14 March 2015

"Clean Reader" - The Censorship Beggars Belief

Okay, I'm on a rant here, I'll say that upfront and try to keep a lid on it. 

I've just caught a Tweet which reads "Weird >> App Allows Readers to Sanitize Books for 'Cleaner' Reading..." I followed the link to a post dated 9th March on Lit Reactor which is basically highlighting an app called Clean Reader.

A couple in America have decided that to help their offspring, a 4th grade 'advanced' reader, it would be good to have an app that used a filter to censor ebooks - ANY ebooks - of what they deem to be profanity. The couple are quick to point out that the original book files are not changed therefore their app circumnavigates breach of copyright.

The Huffington Post has an interesting take on it. So have the commenters, on both blogs.

What I find breath-taking is the belief that by replacing certain words or phrasings, in this case with blue dots, or if the reader is determined to have a word substitute then a less provocative word (their choice of word) is used as a mask, the piece of fiction is not changed, that it is merely sanitized.

We are talking fiction here, not non-fiction in all its many forms. Non-fiction is written to be precise in the meaning of the phrase, sentence, paragraph, chapter so as to be an efficient teaching/learning medium. Fiction is written to be precise in its meaning, and precise in its subtext, which often the writer is aiming to be a polarised, or at least an oblique, opposite. And there may be more than one set of subtexts at work. It is akin to removing all the hand-painted pieces from a medieval stained glass window so as to leave the coloured glass alone and insist that it is an improvement.

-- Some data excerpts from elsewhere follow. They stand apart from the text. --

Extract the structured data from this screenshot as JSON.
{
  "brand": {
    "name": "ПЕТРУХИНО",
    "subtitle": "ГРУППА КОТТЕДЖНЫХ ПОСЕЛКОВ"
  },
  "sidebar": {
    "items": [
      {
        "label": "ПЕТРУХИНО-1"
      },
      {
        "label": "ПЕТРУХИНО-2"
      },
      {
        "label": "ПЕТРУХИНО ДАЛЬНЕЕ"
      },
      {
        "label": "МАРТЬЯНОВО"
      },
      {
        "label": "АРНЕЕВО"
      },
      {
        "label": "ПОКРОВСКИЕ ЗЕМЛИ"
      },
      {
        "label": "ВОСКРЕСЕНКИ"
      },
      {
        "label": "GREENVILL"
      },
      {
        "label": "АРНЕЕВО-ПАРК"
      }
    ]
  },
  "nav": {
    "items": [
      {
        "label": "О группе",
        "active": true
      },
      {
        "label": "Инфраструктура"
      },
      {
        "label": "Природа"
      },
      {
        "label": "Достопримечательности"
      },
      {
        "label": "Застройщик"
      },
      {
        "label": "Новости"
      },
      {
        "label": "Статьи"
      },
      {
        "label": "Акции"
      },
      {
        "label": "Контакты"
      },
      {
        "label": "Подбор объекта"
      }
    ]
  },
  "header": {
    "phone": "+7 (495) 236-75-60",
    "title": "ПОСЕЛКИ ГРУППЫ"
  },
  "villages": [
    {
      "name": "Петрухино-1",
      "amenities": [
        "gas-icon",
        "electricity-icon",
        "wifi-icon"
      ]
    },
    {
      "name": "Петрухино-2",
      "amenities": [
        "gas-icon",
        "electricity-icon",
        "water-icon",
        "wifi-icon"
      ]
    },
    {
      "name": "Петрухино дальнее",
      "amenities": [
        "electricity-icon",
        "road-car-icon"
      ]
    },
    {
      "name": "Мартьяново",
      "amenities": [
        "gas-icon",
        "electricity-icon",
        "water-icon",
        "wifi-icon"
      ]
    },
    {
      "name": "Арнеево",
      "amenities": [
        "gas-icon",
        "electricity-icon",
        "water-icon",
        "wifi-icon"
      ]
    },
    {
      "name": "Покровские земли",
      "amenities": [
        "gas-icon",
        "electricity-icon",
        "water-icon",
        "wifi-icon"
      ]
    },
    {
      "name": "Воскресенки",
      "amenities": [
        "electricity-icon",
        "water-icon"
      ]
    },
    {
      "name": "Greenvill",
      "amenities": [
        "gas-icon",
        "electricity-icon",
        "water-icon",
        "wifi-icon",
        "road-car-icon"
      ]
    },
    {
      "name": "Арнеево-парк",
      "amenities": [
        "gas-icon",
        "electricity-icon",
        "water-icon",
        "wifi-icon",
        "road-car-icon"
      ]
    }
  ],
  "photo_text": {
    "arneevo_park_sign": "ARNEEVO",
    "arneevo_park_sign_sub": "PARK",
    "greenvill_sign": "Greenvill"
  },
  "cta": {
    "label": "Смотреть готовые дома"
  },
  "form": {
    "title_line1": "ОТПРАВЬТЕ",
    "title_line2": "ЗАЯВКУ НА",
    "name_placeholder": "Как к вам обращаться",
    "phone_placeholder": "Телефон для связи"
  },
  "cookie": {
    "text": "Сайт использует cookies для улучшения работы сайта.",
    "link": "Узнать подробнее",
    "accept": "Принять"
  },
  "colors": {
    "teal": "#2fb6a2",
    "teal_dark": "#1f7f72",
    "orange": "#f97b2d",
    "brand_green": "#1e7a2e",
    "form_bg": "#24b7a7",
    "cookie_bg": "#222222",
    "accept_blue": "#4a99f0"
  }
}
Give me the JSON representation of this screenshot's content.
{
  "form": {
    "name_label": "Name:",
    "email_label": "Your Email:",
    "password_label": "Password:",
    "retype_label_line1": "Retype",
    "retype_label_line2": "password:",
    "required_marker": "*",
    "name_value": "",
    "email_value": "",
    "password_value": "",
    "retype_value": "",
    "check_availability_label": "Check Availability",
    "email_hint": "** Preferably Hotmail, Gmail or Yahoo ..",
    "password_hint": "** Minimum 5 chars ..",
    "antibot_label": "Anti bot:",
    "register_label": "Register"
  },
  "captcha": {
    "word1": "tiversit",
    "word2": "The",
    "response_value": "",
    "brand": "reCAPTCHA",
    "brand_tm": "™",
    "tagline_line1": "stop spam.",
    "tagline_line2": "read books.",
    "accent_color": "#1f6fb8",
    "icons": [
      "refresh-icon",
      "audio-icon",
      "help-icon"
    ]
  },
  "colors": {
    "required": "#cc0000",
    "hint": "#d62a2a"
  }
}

There is also a chill hilarity to this wilful censorship. In my short story Contribution to Mankind the viewpoint character is a belligerent, foul-mouthed individual. Clean Reader's sanitized version would remove the swearing and verbal slurs but leave intact the emotionless murder which holds far more shock value, and in doing so would make that character not the angry self-loather he was written, but a calm sociopath. 

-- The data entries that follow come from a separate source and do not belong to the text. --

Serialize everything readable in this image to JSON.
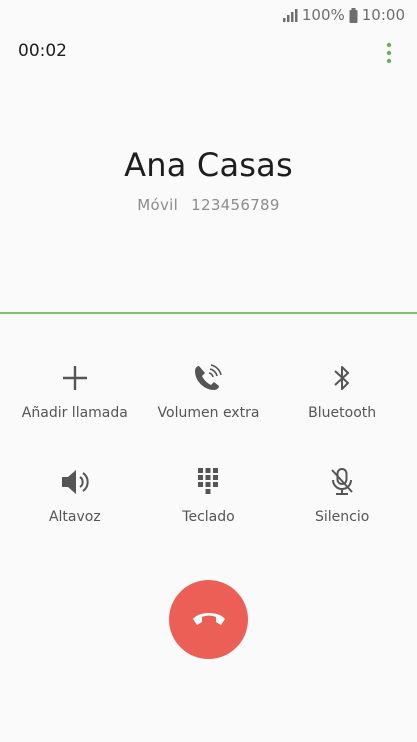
{
  "status_bar": {
    "battery_percent": "100%",
    "time": "10:00",
    "signal_icon": "signal-bars-icon",
    "battery_icon": "battery-icon"
  },
  "call": {
    "duration": "00:02",
    "contact_name": "Ana Casas",
    "number_type": "Móvil",
    "number": "123456789"
  },
  "controls": [
    {
      "label": "Añadir llamada",
      "icon": "add-call-icon"
    },
    {
      "label": "Volumen extra",
      "icon": "extra-volume-icon"
    },
    {
      "label": "Bluetooth",
      "icon": "bluetooth-icon"
    },
    {
      "label": "Altavoz",
      "icon": "speaker-icon"
    },
    {
      "label": "Teclado",
      "icon": "keypad-icon"
    },
    {
      "label": "Silencio",
      "icon": "mute-icon"
    }
  ],
  "colors": {
    "accent_green": "#7cc36b",
    "end_call_red": "#eb5f57"
  }
}
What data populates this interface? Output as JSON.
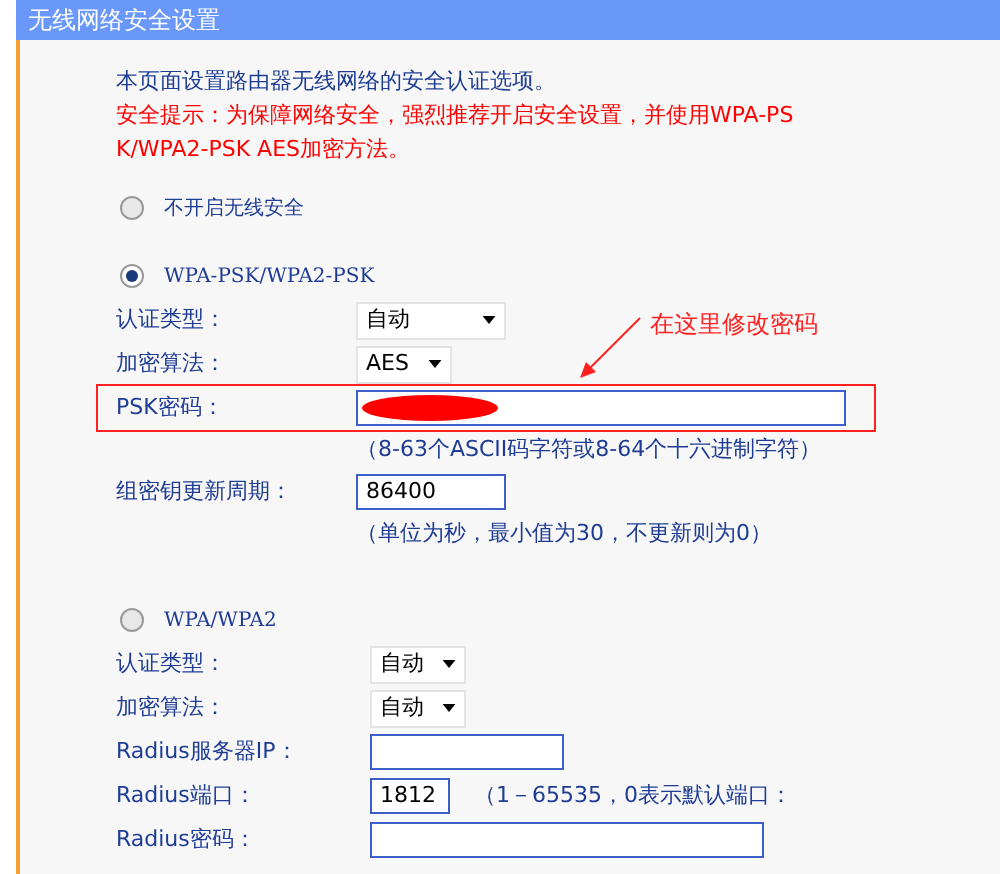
{
  "window": {
    "title": "无线网络安全设置"
  },
  "intro": "本页面设置路由器无线网络的安全认证选项。",
  "warning": "安全提示：为保障网络安全，强烈推荐开启安全设置，并使用WPA-PSK/WPA2-PSK AES加密方法。",
  "modes": [
    {
      "label": "不开启无线安全",
      "selected": false
    },
    {
      "label": "WPA-PSK/WPA2-PSK",
      "selected": true,
      "fields": [
        {
          "kind": "select",
          "label": "认证类型：",
          "value": "自动"
        },
        {
          "kind": "select",
          "label": "加密算法：",
          "value": "AES"
        },
        {
          "kind": "text",
          "label": "PSK密码：",
          "redacted": true,
          "highlighted": true,
          "hint": "（8-63个ASCII码字符或8-64个十六进制字符）"
        },
        {
          "kind": "text",
          "label": "组密钥更新周期：",
          "value": "86400",
          "hint": "（单位为秒，最小值为30，不更新则为0）"
        }
      ]
    },
    {
      "label": "WPA/WPA2",
      "selected": false,
      "fields": [
        {
          "kind": "select",
          "label": "认证类型：",
          "value": "自动"
        },
        {
          "kind": "select",
          "label": "加密算法：",
          "value": "自动"
        },
        {
          "kind": "text",
          "label": "Radius服务器IP："
        },
        {
          "kind": "text",
          "label": "Radius端口：",
          "value": "1812",
          "note": "（1－65535，0表示默认端口："
        },
        {
          "kind": "text",
          "label": "Radius密码："
        }
      ]
    }
  ],
  "annotation": {
    "text": "在这里修改密码"
  }
}
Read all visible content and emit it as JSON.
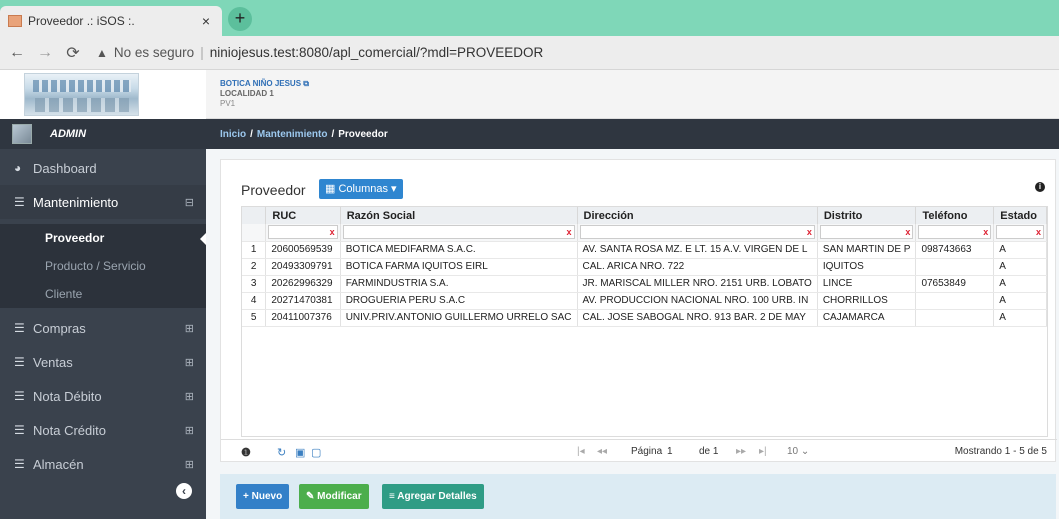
{
  "browser": {
    "tab_title": "Proveedor .: iSOS :.",
    "tab_close": "×",
    "new_tab": "+",
    "not_secure": "No es seguro",
    "url": "niniojesus.test:8080/apl_comercial/?mdl=PROVEEDOR"
  },
  "header": {
    "company_name": "BOTICA NIÑO JESUS",
    "location": "LOCALIDAD 1",
    "pv": "PV1"
  },
  "user": {
    "name": "ADMIN"
  },
  "breadcrumb": {
    "home": "Inicio",
    "section": "Mantenimiento",
    "current": "Proveedor",
    "sep": "/"
  },
  "sidebar": {
    "items": [
      {
        "label": "Dashboard",
        "icon": "tachometer-icon"
      },
      {
        "label": "Mantenimiento",
        "icon": "list-icon",
        "toggle": "⊟"
      },
      {
        "label": "Compras",
        "icon": "list-icon",
        "toggle": "⊞"
      },
      {
        "label": "Ventas",
        "icon": "list-icon",
        "toggle": "⊞"
      },
      {
        "label": "Nota Débito",
        "icon": "list-icon",
        "toggle": "⊞"
      },
      {
        "label": "Nota Crédito",
        "icon": "list-icon",
        "toggle": "⊞"
      },
      {
        "label": "Almacén",
        "icon": "list-icon",
        "toggle": "⊞"
      }
    ],
    "sub_items": [
      {
        "label": "Proveedor"
      },
      {
        "label": "Producto / Servicio"
      },
      {
        "label": "Cliente"
      }
    ]
  },
  "panel": {
    "title": "Proveedor",
    "columns_button": "Columnas",
    "columns": [
      "RUC",
      "Razón Social",
      "Dirección",
      "Distrito",
      "Teléfono",
      "Estado"
    ],
    "rows": [
      {
        "n": "1",
        "ruc": "20600569539",
        "razon": "BOTICA MEDIFARMA S.A.C.",
        "direccion": "AV. SANTA ROSA MZ. E LT. 15 A.V. VIRGEN DE L",
        "distrito": "SAN MARTIN DE P",
        "telefono": "098743663",
        "estado": "A"
      },
      {
        "n": "2",
        "ruc": "20493309791",
        "razon": "BOTICA FARMA IQUITOS EIRL",
        "direccion": "CAL. ARICA NRO. 722",
        "distrito": "IQUITOS",
        "telefono": "",
        "estado": "A"
      },
      {
        "n": "3",
        "ruc": "20262996329",
        "razon": "FARMINDUSTRIA S.A.",
        "direccion": "JR. MARISCAL MILLER NRO. 2151 URB. LOBATO",
        "distrito": "LINCE",
        "telefono": "07653849",
        "estado": "A"
      },
      {
        "n": "4",
        "ruc": "20271470381",
        "razon": "DROGUERIA PERU S.A.C",
        "direccion": "AV. PRODUCCION NACIONAL NRO. 100 URB. IN",
        "distrito": "CHORRILLOS",
        "telefono": "",
        "estado": "A"
      },
      {
        "n": "5",
        "ruc": "20411007376",
        "razon": "UNIV.PRIV.ANTONIO GUILLERMO URRELO SAC",
        "direccion": "CAL. JOSE SABOGAL NRO. 913 BAR. 2 DE MAY",
        "distrito": "CAJAMARCA",
        "telefono": "",
        "estado": "A"
      }
    ],
    "filter_clear": "x"
  },
  "pager": {
    "page_label": "Página",
    "page_value": "1",
    "of_label": "de 1",
    "page_size": "10",
    "showing": "Mostrando 1 - 5 de 5"
  },
  "actions": {
    "nuevo": "Nuevo",
    "modificar": "Modificar",
    "agregar": "Agregar Detalles"
  }
}
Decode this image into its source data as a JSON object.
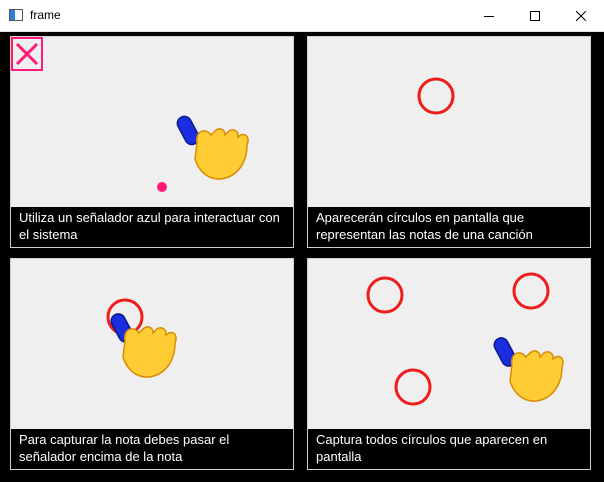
{
  "window": {
    "title": "frame",
    "icons": [
      "app-icon",
      "minimize-icon",
      "maximize-icon",
      "close-icon"
    ]
  },
  "colors": {
    "pointer_blue": "#1a2ee0",
    "ring_red": "#ee1c1c",
    "accent_pink": "#ff1a7a",
    "hand_yellow": "#ffcc33"
  },
  "panels": [
    {
      "caption": "Utiliza un señalador azul para interactuar con el sistema"
    },
    {
      "caption": "Aparecerán círculos en pantalla que representan las notas de una canción"
    },
    {
      "caption": "Para capturar la nota debes pasar el señalador encima de la nota"
    },
    {
      "caption": "Captura todos círculos que aparecen en pantalla"
    }
  ],
  "overlay_icon": "close-x-icon"
}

In my novella The Paintings the two main characters contrive an impecable if stilted relationship, which I believe holds not one word the app would flag, yet reaction from its early readers is of a skin-crawling menace that stayed with them through the dark hours. It's certainly not a work I would let any twelve year old in my household read.

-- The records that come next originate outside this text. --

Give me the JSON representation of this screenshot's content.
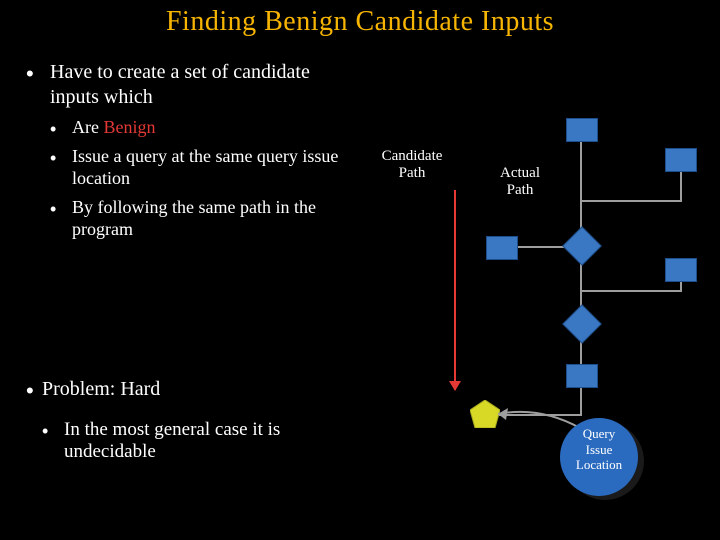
{
  "title": "Finding Benign Candidate Inputs",
  "main_bullet": "Have to create a set of candidate inputs which",
  "subs": {
    "a_pre": "Are ",
    "a_hl": "Benign",
    "b": "Issue a query at the same query issue location",
    "c": "By following the same path in the program"
  },
  "problem": "Problem: Hard",
  "problem_sub": "In the most general case it is undecidable",
  "labels": {
    "candidate": "Candidate\nPath",
    "actual": "Actual\nPath"
  },
  "qil": "Query\nIssue\nLocation"
}
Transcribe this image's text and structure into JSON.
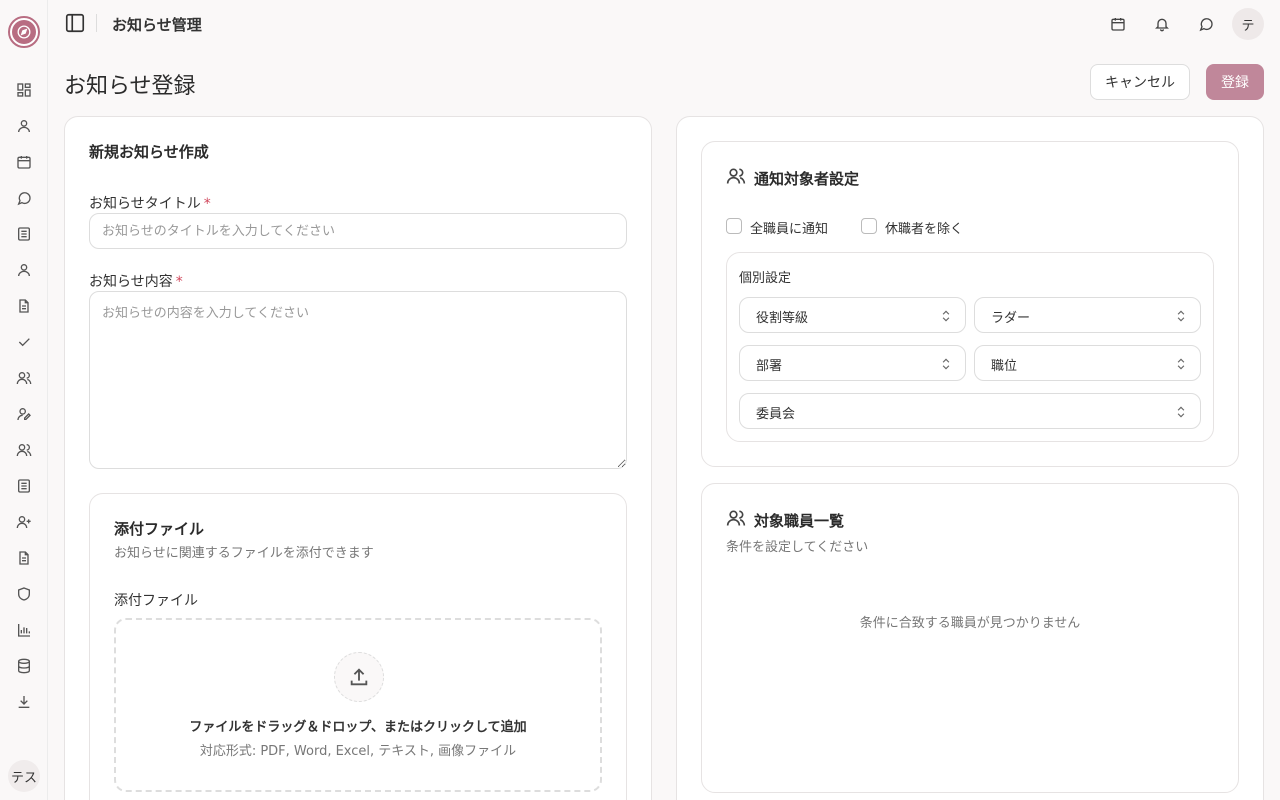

This, of course, is hardly the point. It is not the app's software that is flawed, it is the thinking of the people who contrived it. The first act of a dictatorship is to censor books. The second is to ban them. The third is to burn them.

Welcome to America - Land of the Free.

UPDATE 16 March 2015:

It seems that the app works with the Inktera retail site run by, and a subsidiary of, Page Foundry. Through an aggregator my ebooks are made available to Page Foundry. As an indie author I'm lucky enough to be in control of distribution of my ebooks and have, as of today, requested they be removed from sites operated by Page Foundary. Authors under contract to publishers won't be so lucky.

2 comments :

  1. Very well made points, Linda.I haven't seen the Huffington Post article you refer to (yet) but one of my initial reactions is to scoff at the idea that they circumnavigate copyright. What's the next step? They start to loan out their versions? The author's name is attached to a version they didn't write ... that they very likely would never have put out with their name on. Writers have the right not to have parodies of their work attributed to them. And good grief, imagine thinking this is a good way to treat a child. It's a subtle lesson in dishonesty.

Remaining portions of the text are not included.